We spent some time discussing the extent to which we provide a service for student/scholars who join us on the courses, and to what extent student/scholars are collaborators with us in the production of new knowledge. Reference was made to the idea of prosumers that has come out of the business school-management literature, where consumers are encouraged to think of themselves in having a role in creating the products for sale.

The main focus of the Kh:DIO course is research: learning through the process of research, especially by understanding it rather than by emulating some of its popular procedures. The main research question would concern the provision of HE in the city of Lincoln, starting in Abbey Ward.
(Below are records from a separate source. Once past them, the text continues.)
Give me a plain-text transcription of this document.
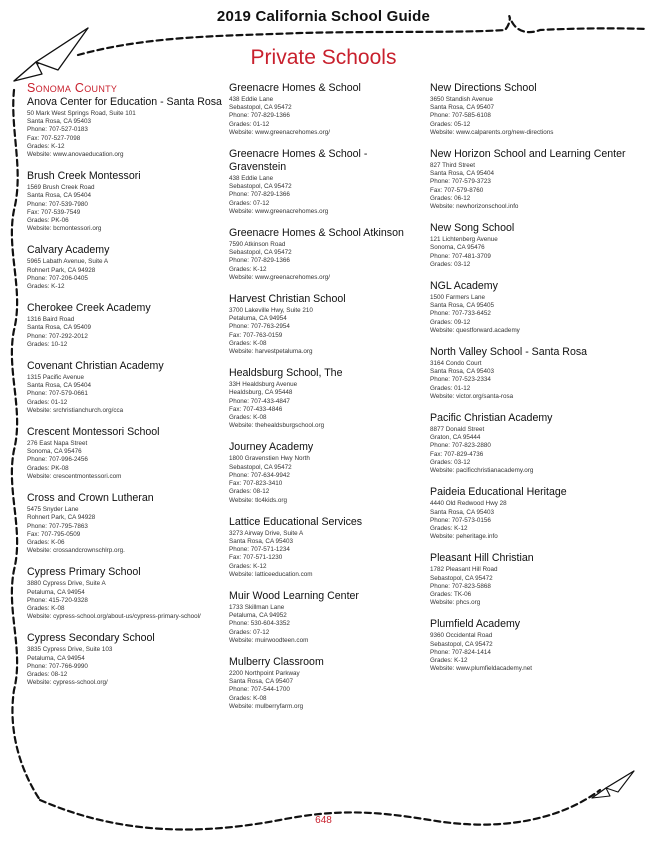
2019 California School Guide
Private Schools
Sonoma County
Anova Center for Education - Santa Rosa
50 Mark West Springs Road, Suite 101
Santa Rosa, CA 95403
Phone: 707-527-0183
Fax: 707-527-7098
Grades: K-12
Website: www.anovaeducation.org
Brush Creek Montessori
1569 Brush Creek Road
Santa Rosa, CA 95404
Phone: 707-539-7980
Fax: 707-539-7549
Grades: PK-06
Website: bcmontessori.org
Calvary Academy
5965 Labath Avenue, Suite A
Rohnert Park, CA 94928
Phone: 707-206-0405
Grades: K-12
Cherokee Creek Academy
1316 Baird Road
Santa Rosa, CA 95409
Phone: 707-292-2012
Grades: 10-12
Covenant Christian Academy
1315 Pacific Avenue
Santa Rosa, CA 95404
Phone: 707-579-0661
Grades: 01-12
Website: srchristianchurch.org/cca
Crescent Montessori School
276 East Napa Street
Sonoma, CA 95476
Phone: 707-996-2456
Grades: PK-08
Website: crescentmontessori.com
Cross and Crown Lutheran
5475 Snyder Lane
Rohnert Park, CA 94928
Phone: 707-795-7863
Fax: 707-795-0509
Grades: K-06
Website: crossandcrownschlrp.org.
Cypress Primary School
3880 Cypress Drive, Suite A
Petaluma, CA 94954
Phone: 415-720-9328
Grades: K-08
Website: cypress-school.org/about-us/cypress-primary-school/
Cypress Secondary School
3835 Cypress Drive, Suite 103
Petaluma, CA 94954
Phone: 707-766-9990
Grades: 08-12
Website: cypress-school.org/
Greenacre Homes & School
438 Eddie Lane
Sebastopol, CA 95472
Phone: 707-829-1366
Grades: 01-12
Website: www.greenacrehomes.org/
Greenacre Homes & School - Gravenstein
438 Eddie Lane
Sebastopol, CA 95472
Phone: 707-829-1366
Grades: 07-12
Website: www.greenacrehomes.org
Greenacre Homes & School Atkinson
7590 Atkinson Road
Sebastopol, CA 95472
Phone: 707-829-1366
Grades: K-12
Website: www.greenacrehomes.org/
Harvest Christian School
3700 Lakeville Hwy, Suite 210
Petaluma, CA 94954
Phone: 707-763-2954
Fax: 707-763-0159
Grades: K-08
Website: harvestpetaluma.org
Healdsburg School, The
33H Healdsburg Avenue
Healdsburg, CA 95448
Phone: 707-433-4847
Fax: 707-433-4846
Grades: K-08
Website: thehealdsburgschool.org
Journey Academy
1800 Gravenstien Hwy North
Sebastopol, CA 95472
Phone: 707-634-9942
Fax: 707-823-3410
Grades: 08-12
Website: tlc4kids.org
Lattice Educational Services
3273 Airway Drive, Suite A
Santa Rosa, CA 95403
Phone: 707-571-1234
Fax: 707-571-1230
Grades: K-12
Website: latticeeducation.com
Muir Wood Learning Center
1733 Skillman Lane
Petaluma, CA 94952
Phone: 530-604-3352
Grades: 07-12
Website: muirwoodteen.com
Mulberry Classroom
2200 Northpoint Parkway
Santa Rosa, CA 95407
Phone: 707-544-1700
Grades: K-08
Website: mulberryfarm.org
New Directions School
3650 Standish Avenue
Santa Rosa, CA 95407
Phone: 707-585-6108
Grades: 05-12
Website: www.calparents.org/new-directions
New Horizon School and Learning Center
827 Third Street
Santa Rosa, CA 95404
Phone: 707-579-3723
Fax: 707-579-8760
Grades: 06-12
Website: newhorizonschool.info
New Song School
121 Lichtenberg Avenue
Sonoma, CA 95476
Phone: 707-481-3709
Grades: 03-12
NGL Academy
1500 Farmers Lane
Santa Rosa, CA 95405
Phone: 707-733-6452
Grades: 09-12
Website: questforward.academy
North Valley School - Santa Rosa
3164 Condo Court
Santa Rosa, CA 95403
Phone: 707-523-2334
Grades: 01-12
Website: victor.org/santa-rosa
Pacific Christian Academy
8877 Donald Street
Graton, CA 95444
Phone: 707-823-2880
Fax: 707-829-4736
Grades: 03-12
Website: pacificchristianacademy.org
Paideia Educational Heritage
4440 Old Redwood Hwy 28
Santa Rosa, CA 95403
Phone: 707-573-0156
Grades: K-12
Website: peheritage.info
Pleasant Hill Christian
1782 Pleasant Hill Road
Sebastopol, CA 95472
Phone: 707-823-5868
Grades: TK-06
Website: phcs.org
Plumfield Academy
9360 Occidental Road
Sebastopol, CA 95472
Phone: 707-824-1414
Grades: K-12
Website: www.plumfieldacademy.net
648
We felt it important that through the process of learning about research we should learn about Abbey Ward. We rehearsed some of the arguments from earlier meetings about the efficacy of doing this work, the nature of our relationship and commitment to the local area as well as what we hoped to get out of the course and what other local residents would get out of the course. We also concluded that

As part of learning about the local area, participants agreed to bring some information about Abbey Ward to the next meeting as Community Reports, local newsletters as well as a list of contacts to be made. One of the participants is to do some similar research into the area where they are currently working and where they are hoping to carry out a research project on the health and well being of local residents, starting with young people in a local FE College. We all agreed it would be good to have this comparative analysis.

We all agreed it was important to attract more participants to the course. Contact has been made with DevelopmentPlus, a local community development enterprise, although that relationship needs to be developed, and an advance notice of the course has been advertised through the Lincolnite.

Making ourselves accessible and open to people with child-care and other caring responsiblities is a key issue. We discussed a paper that had been written by the Child Care Working Group. We agreed to use the suggested paragraph, see below, in our publicity and would put into practice other suggestions made by the paper depending on demand and with one exception: we all felt that running the course in the same space as child care arrangements would be too distracting.

‘Please let us know if you need help with childcare. We are able to offer support and activities on site during the classes, and would be happy to talk with you about your needs. Please get in touch a week in advance of the session you want to attend so that we can make the best plans possible. Contact or’

At the end of the session we spent time discussing one of the participants research project in his college, offering advice and support. This member of the course said how important the SSC is for the work he is doing as a counter project and as an alternative way of doing higher education.